Though the text of Eric could afford to be weirder, there’s something to be said for its amorphous tone. The inciting incident is horrifying and heartbreaking, as is Gaby Hoffman’s subplot about a mother who doesn’t know whether or not to grieve her son. Meanwhile, her husband Vincent’s gloomy tale is lightened by the presence of a big furry monster who follows him around talking shit about what a lousy father he is. Rather than totally eating away at the authenticity of the emotions in question, the sprinkle of silliness makes the series a little less punishing and a lot more watchable. One might be more inclined to forgive some of the show’s less believable twists if they’re already acclimated to the presence of a walkaround Muppet.

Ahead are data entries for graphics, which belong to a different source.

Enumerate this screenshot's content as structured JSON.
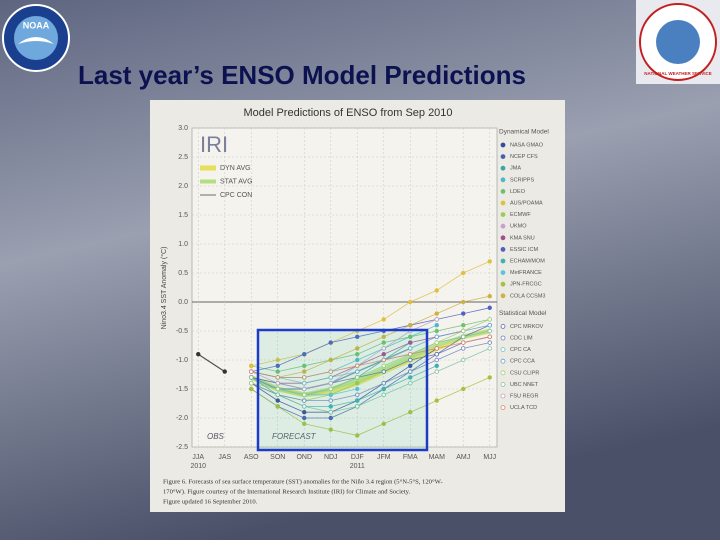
{
  "slide": {
    "title": "Last year’s ENSO Model Predictions",
    "logos": [
      "NOAA",
      "NATIONAL WEATHER SERVICE"
    ]
  },
  "chart_data": {
    "type": "line",
    "title": "Model Predictions of ENSO from Sep 2010",
    "y_label": "Nino3.4 SST Anomaly (°C)",
    "watermark": "IRI",
    "categories": [
      "JJA",
      "JAS",
      "ASO",
      "SON",
      "OND",
      "NDJ",
      "DJF",
      "JFM",
      "FMA",
      "MAM",
      "AMJ",
      "MJJ"
    ],
    "year_labels": [
      "2010",
      "2011"
    ],
    "annotations": [
      "FORECAST"
    ],
    "ylim": [
      -2.5,
      3.0
    ],
    "yticks": [
      -2.5,
      {
        "value": -2.0,
        "label": "-2.0"
      },
      -1.5,
      {
        "value": -1.0,
        "label": "-1.0"
      },
      -0.5,
      {
        "value": 0.0,
        "label": "0.0"
      },
      0.5,
      {
        "value": 1.0,
        "label": "1.0"
      },
      1.5,
      {
        "value": 2.0,
        "label": "2.0"
      },
      2.5,
      {
        "value": 3.0,
        "label": "3.0"
      }
    ],
    "grid": true,
    "observed": {
      "name": "OBS",
      "color": "#333333",
      "values": [
        -0.9,
        -1.2,
        null,
        null,
        null,
        null,
        null,
        null,
        null,
        null,
        null,
        null
      ]
    },
    "series": [
      {
        "name": "DYN AVG",
        "color": "#e6df5a",
        "line_width": 5,
        "values": [
          null,
          null,
          -1.3,
          -1.5,
          -1.6,
          -1.55,
          -1.4,
          -1.2,
          -1.0,
          -0.8,
          -0.6,
          -0.5
        ]
      },
      {
        "name": "STAT AVG",
        "color": "#b4de82",
        "line_width": 4,
        "values": [
          null,
          null,
          -1.3,
          -1.5,
          -1.6,
          -1.5,
          -1.35,
          -1.15,
          -0.95,
          -0.75,
          -0.6,
          -0.5
        ]
      },
      {
        "name": "CPC CON",
        "color": "#999999",
        "line_width": 1.5,
        "values": [
          null,
          null,
          -1.3,
          -1.5,
          -1.5,
          -1.4,
          -1.2,
          -1.0,
          -0.8,
          null,
          null,
          null
        ]
      }
    ],
    "legend_groups": [
      {
        "title": "Dynamical Model",
        "marker": "filled",
        "series": [
          {
            "name": "NASA GMAO",
            "color": "#3a4a9a",
            "values": [
              null,
              null,
              -1.4,
              -1.7,
              -1.9,
              -1.9,
              -1.7,
              -1.4,
              -1.1,
              -0.8,
              null,
              null
            ]
          },
          {
            "name": "NCEP CFS",
            "color": "#4a5fb0",
            "values": [
              null,
              null,
              -1.5,
              -1.8,
              -2.0,
              -2.0,
              -1.8,
              -1.5,
              -1.2,
              -0.9,
              -0.6,
              -0.4
            ]
          },
          {
            "name": "JMA",
            "color": "#3aa6a0",
            "values": [
              null,
              null,
              -1.3,
              -1.5,
              -1.6,
              -1.5,
              -1.3,
              -1.0,
              -0.7,
              null,
              null,
              null
            ]
          },
          {
            "name": "SCRIPPS",
            "color": "#4fb8c8",
            "values": [
              null,
              null,
              -1.2,
              -1.3,
              -1.3,
              -1.2,
              -1.0,
              -0.8,
              -0.6,
              -0.4,
              null,
              null
            ]
          },
          {
            "name": "LDEO",
            "color": "#6fc070",
            "values": [
              null,
              null,
              -1.1,
              -1.2,
              -1.1,
              -1.0,
              -0.9,
              -0.7,
              -0.6,
              -0.5,
              -0.4,
              -0.3
            ]
          },
          {
            "name": "AUS/POAMA",
            "color": "#e0c040",
            "values": [
              null,
              null,
              -1.1,
              -1.0,
              -0.9,
              -0.7,
              -0.5,
              -0.3,
              0.0,
              0.2,
              0.5,
              0.7
            ]
          },
          {
            "name": "ECMWF",
            "color": "#9ccc50",
            "values": [
              null,
              null,
              -1.4,
              -1.6,
              -1.7,
              -1.6,
              -1.4,
              -1.2,
              null,
              null,
              null,
              null
            ]
          },
          {
            "name": "UKMO",
            "color": "#c8a0d0",
            "values": [
              null,
              null,
              -1.3,
              -1.5,
              -1.6,
              -1.5,
              -1.3,
              null,
              null,
              null,
              null,
              null
            ]
          },
          {
            "name": "KMA SNU",
            "color": "#a05090",
            "values": [
              null,
              null,
              -1.3,
              -1.4,
              -1.4,
              -1.3,
              -1.1,
              -0.9,
              -0.7,
              -0.6,
              -0.5,
              null
            ]
          },
          {
            "name": "ESSIC ICM",
            "color": "#5060c0",
            "values": [
              null,
              null,
              -1.2,
              -1.1,
              -0.9,
              -0.7,
              -0.6,
              -0.5,
              -0.4,
              -0.3,
              -0.2,
              -0.1
            ]
          },
          {
            "name": "ECHAM/MOM",
            "color": "#40b0b0",
            "values": [
              null,
              null,
              -1.3,
              -1.6,
              -1.8,
              -1.8,
              -1.7,
              -1.5,
              -1.3,
              -1.1,
              null,
              null
            ]
          },
          {
            "name": "MetFRANCE",
            "color": "#60c0e0",
            "values": [
              null,
              null,
              -1.3,
              -1.5,
              -1.6,
              -1.6,
              -1.5,
              null,
              null,
              null,
              null,
              null
            ]
          },
          {
            "name": "JPN-FRCGC",
            "color": "#a8c040",
            "values": [
              null,
              null,
              -1.5,
              -1.8,
              -2.1,
              -2.2,
              -2.3,
              -2.1,
              -1.9,
              -1.7,
              -1.5,
              -1.3
            ]
          },
          {
            "name": "COLA CCSM3",
            "color": "#d0b040",
            "values": [
              null,
              null,
              -1.2,
              -1.3,
              -1.2,
              -1.0,
              -0.8,
              -0.6,
              -0.4,
              -0.2,
              0.0,
              0.1
            ]
          }
        ]
      },
      {
        "title": "Statistical Model",
        "marker": "open",
        "series": [
          {
            "name": "CPC MRKOV",
            "color": "#5a6ab0",
            "values": [
              null,
              null,
              -1.3,
              -1.4,
              -1.5,
              -1.4,
              -1.3,
              -1.2,
              -1.0,
              -0.9,
              -0.7,
              -0.6
            ]
          },
          {
            "name": "CDC LIM",
            "color": "#7080c0",
            "values": [
              null,
              null,
              -1.4,
              -1.6,
              -1.7,
              -1.7,
              -1.6,
              -1.4,
              -1.2,
              -1.0,
              -0.8,
              -0.7
            ]
          },
          {
            "name": "CPC CA",
            "color": "#70c0c0",
            "values": [
              null,
              null,
              -1.2,
              -1.3,
              -1.4,
              -1.3,
              -1.2,
              -1.0,
              -0.9,
              -0.7,
              -0.6,
              -0.5
            ]
          },
          {
            "name": "CPC CCA",
            "color": "#60a0d0",
            "values": [
              null,
              null,
              -1.3,
              -1.5,
              -1.5,
              -1.4,
              -1.2,
              -1.0,
              -0.8,
              -0.6,
              -0.5,
              -0.4
            ]
          },
          {
            "name": "CSU CLIPR",
            "color": "#a0d070",
            "values": [
              null,
              null,
              -1.4,
              -1.5,
              -1.6,
              -1.5,
              -1.3,
              -1.1,
              -0.9,
              -0.7,
              -0.5,
              -0.3
            ]
          },
          {
            "name": "UBC NNET",
            "color": "#80c0a0",
            "values": [
              null,
              null,
              -1.3,
              -1.6,
              -1.8,
              -1.9,
              -1.8,
              -1.6,
              -1.4,
              -1.2,
              -1.0,
              -0.8
            ]
          },
          {
            "name": "FSU REGR",
            "color": "#c0a0c0",
            "values": [
              null,
              null,
              -1.2,
              -1.4,
              -1.5,
              -1.4,
              -1.1,
              -0.8,
              -0.5,
              -0.3,
              null,
              null
            ]
          },
          {
            "name": "UCLA TCD",
            "color": "#e08060",
            "values": [
              null,
              null,
              -1.2,
              -1.3,
              -1.3,
              -1.2,
              -1.1,
              -1.0,
              -0.9,
              -0.8,
              -0.7,
              -0.6
            ]
          }
        ]
      }
    ],
    "caption": [
      "Figure 6. Forecasts of sea surface temperature (SST) anomalies for the Niño 3.4 region (5°N-5°S, 120°W-",
      "170°W). Figure courtesy of the International Research Institute (IRI) for Climate and Society.",
      "Figure updated 16 September 2010."
    ]
  }
}
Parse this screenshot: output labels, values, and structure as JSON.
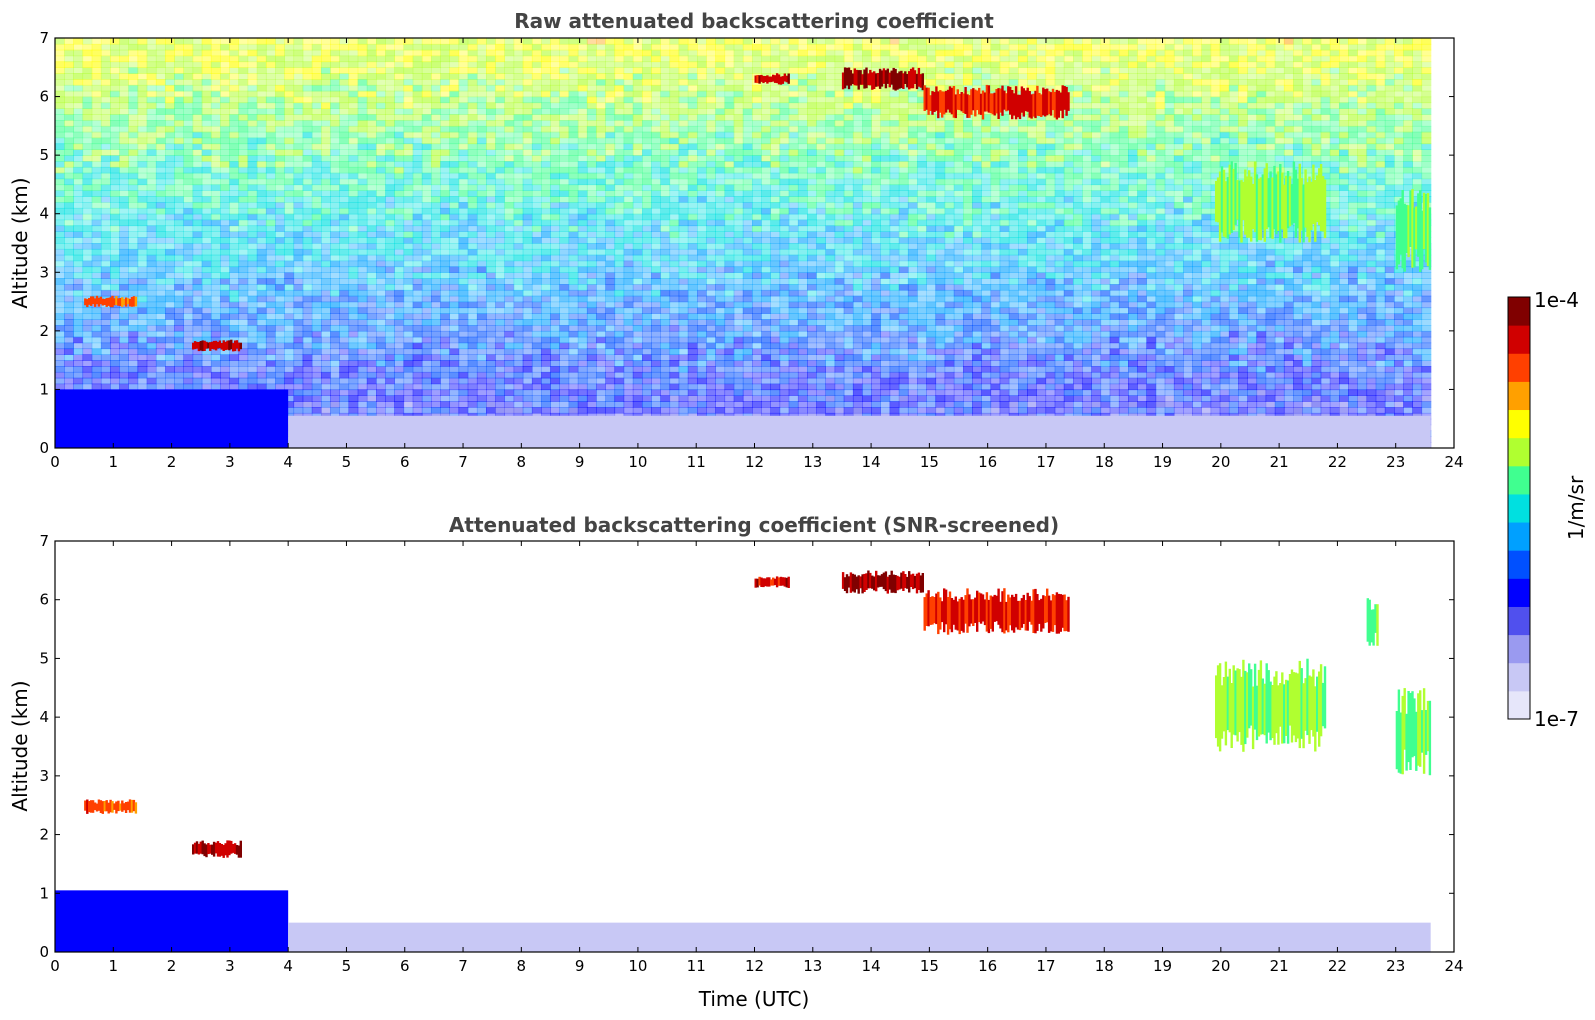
{
  "chart_data": [
    {
      "type": "heatmap",
      "title": "Raw attenuated backscattering coefficient",
      "xlabel": "",
      "ylabel": "Altitude (km)",
      "xlim": [
        0,
        24
      ],
      "ylim": [
        0,
        7
      ],
      "xticks": [
        "0",
        "1",
        "2",
        "3",
        "4",
        "5",
        "6",
        "7",
        "8",
        "9",
        "10",
        "11",
        "12",
        "13",
        "14",
        "15",
        "16",
        "17",
        "18",
        "19",
        "20",
        "21",
        "22",
        "23",
        "24"
      ],
      "yticks": [
        "0",
        "1",
        "2",
        "3",
        "4",
        "5",
        "6",
        "7"
      ],
      "data_end_hour": 23.6,
      "grid": false,
      "features": [
        {
          "t0": 0.5,
          "t1": 1.4,
          "z0": 2.4,
          "z1": 2.6,
          "level": 0.85
        },
        {
          "t0": 2.35,
          "t1": 3.2,
          "z0": 1.65,
          "z1": 1.85,
          "level": 0.95
        },
        {
          "t0": 12.0,
          "t1": 12.6,
          "z0": 6.2,
          "z1": 6.4,
          "level": 0.93
        },
        {
          "t0": 13.5,
          "t1": 14.9,
          "z0": 6.1,
          "z1": 6.5,
          "level": 0.97
        },
        {
          "t0": 14.9,
          "t1": 17.4,
          "z0": 5.6,
          "z1": 6.2,
          "level": 0.9
        },
        {
          "t0": 19.9,
          "t1": 21.8,
          "z0": 3.5,
          "z1": 4.9,
          "level": 0.62
        },
        {
          "t0": 23.0,
          "t1": 23.6,
          "z0": 3.0,
          "z1": 4.5,
          "level": 0.6
        }
      ],
      "boundary_layer": [
        {
          "t0": 0.0,
          "t1": 4.0,
          "z0": 0.0,
          "z1": 1.0,
          "level": 0.3
        },
        {
          "t0": 4.0,
          "t1": 23.6,
          "z0": 0.0,
          "z1": 0.55,
          "level": 0.05
        }
      ]
    },
    {
      "type": "heatmap",
      "title": "Attenuated backscattering coefficient (SNR-screened)",
      "xlabel": "Time (UTC)",
      "ylabel": "Altitude (km)",
      "xlim": [
        0,
        24
      ],
      "ylim": [
        0,
        7
      ],
      "xticks": [
        "0",
        "1",
        "2",
        "3",
        "4",
        "5",
        "6",
        "7",
        "8",
        "9",
        "10",
        "11",
        "12",
        "13",
        "14",
        "15",
        "16",
        "17",
        "18",
        "19",
        "20",
        "21",
        "22",
        "23",
        "24"
      ],
      "yticks": [
        "0",
        "1",
        "2",
        "3",
        "4",
        "5",
        "6",
        "7"
      ],
      "data_end_hour": 23.6,
      "grid": false,
      "features": [
        {
          "t0": 0.5,
          "t1": 1.4,
          "z0": 2.35,
          "z1": 2.6,
          "level": 0.85
        },
        {
          "t0": 2.35,
          "t1": 3.2,
          "z0": 1.6,
          "z1": 1.9,
          "level": 0.95
        },
        {
          "t0": 12.0,
          "t1": 12.6,
          "z0": 6.2,
          "z1": 6.4,
          "level": 0.93
        },
        {
          "t0": 13.5,
          "t1": 14.9,
          "z0": 6.1,
          "z1": 6.5,
          "level": 0.97
        },
        {
          "t0": 14.9,
          "t1": 17.4,
          "z0": 5.4,
          "z1": 6.2,
          "level": 0.9
        },
        {
          "t0": 22.5,
          "t1": 22.7,
          "z0": 5.2,
          "z1": 6.1,
          "level": 0.6
        },
        {
          "t0": 19.9,
          "t1": 21.8,
          "z0": 3.4,
          "z1": 5.0,
          "level": 0.62
        },
        {
          "t0": 23.0,
          "t1": 23.6,
          "z0": 3.0,
          "z1": 4.5,
          "level": 0.6
        }
      ],
      "boundary_layer": [
        {
          "t0": 0.0,
          "t1": 4.0,
          "z0": 0.0,
          "z1": 1.05,
          "level": 0.3
        },
        {
          "t0": 4.0,
          "t1": 23.6,
          "z0": 0.0,
          "z1": 0.5,
          "level": 0.05
        }
      ]
    }
  ],
  "colorbar": {
    "label": "1/m/sr",
    "max_label": "1e-4",
    "min_label": "1e-7",
    "colors": [
      "#e6e6fa",
      "#c8c8f5",
      "#9a9af0",
      "#5050ee",
      "#0000ff",
      "#0050ff",
      "#00a0ff",
      "#00e0e0",
      "#40ff90",
      "#b0ff30",
      "#ffff00",
      "#ffa000",
      "#ff4000",
      "#d00000",
      "#800000"
    ]
  }
}
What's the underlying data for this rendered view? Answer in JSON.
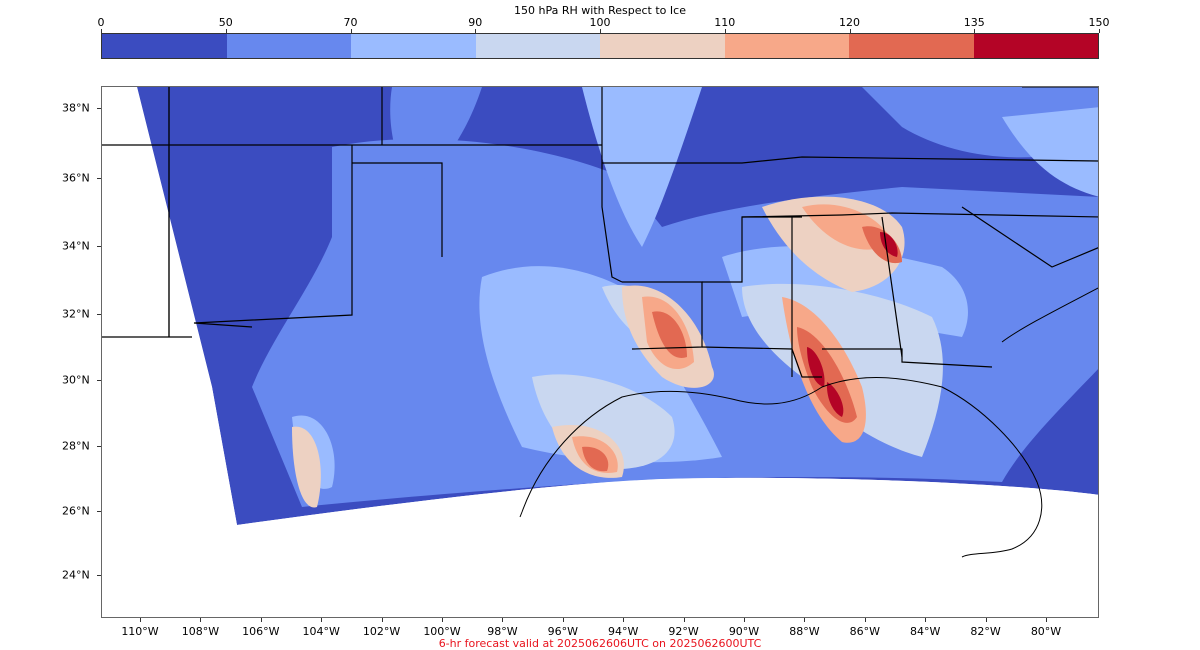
{
  "colorbar": {
    "title": "150 hPa RH with Respect to Ice",
    "ticks": [
      "0",
      "50",
      "70",
      "90",
      "100",
      "110",
      "120",
      "135",
      "150"
    ],
    "colors": [
      "#3b4cc0",
      "#6788ee",
      "#9abbff",
      "#c9d7f0",
      "#edd1c2",
      "#f7a889",
      "#e26952",
      "#b40426"
    ]
  },
  "map": {
    "lat_labels": [
      "38°N",
      "36°N",
      "34°N",
      "32°N",
      "30°N",
      "28°N",
      "26°N",
      "24°N"
    ],
    "lon_labels": [
      "110°W",
      "108°W",
      "106°W",
      "104°W",
      "102°W",
      "100°W",
      "98°W",
      "96°W",
      "94°W",
      "92°W",
      "90°W",
      "88°W",
      "86°W",
      "84°W",
      "82°W",
      "80°W"
    ],
    "fill_colors": {
      "low": "#3b4cc0",
      "mid": "#6788ee",
      "light": "#9abbff",
      "pale": "#c9d7f0",
      "peach": "#edd1c2",
      "salmon": "#f7a889",
      "red": "#e26952",
      "crimson": "#b40426"
    }
  },
  "footer": "6-hr forecast valid at 2025062606UTC on 2025062600UTC"
}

With Eric, Morgan, Forbes, and company have pulled the admirable trick of setting up a story that may appeal to a privileged class and then diverting their attention towards the concerns of the less privileged. Much of today’s media is laser-focused on systemic inequality, and, as Kurt Vonnegut famously warned, this has accomplished very little, and as such, didactic utility can only account for so much in measuring the value of a work. On most other levels—as a showcase for acting talent, as a page-turning mystery, as a compelling character drama—Eric is occasionally excellent but mostly adequate.
‘Eric’ begins streaming on Netflix on May 30th.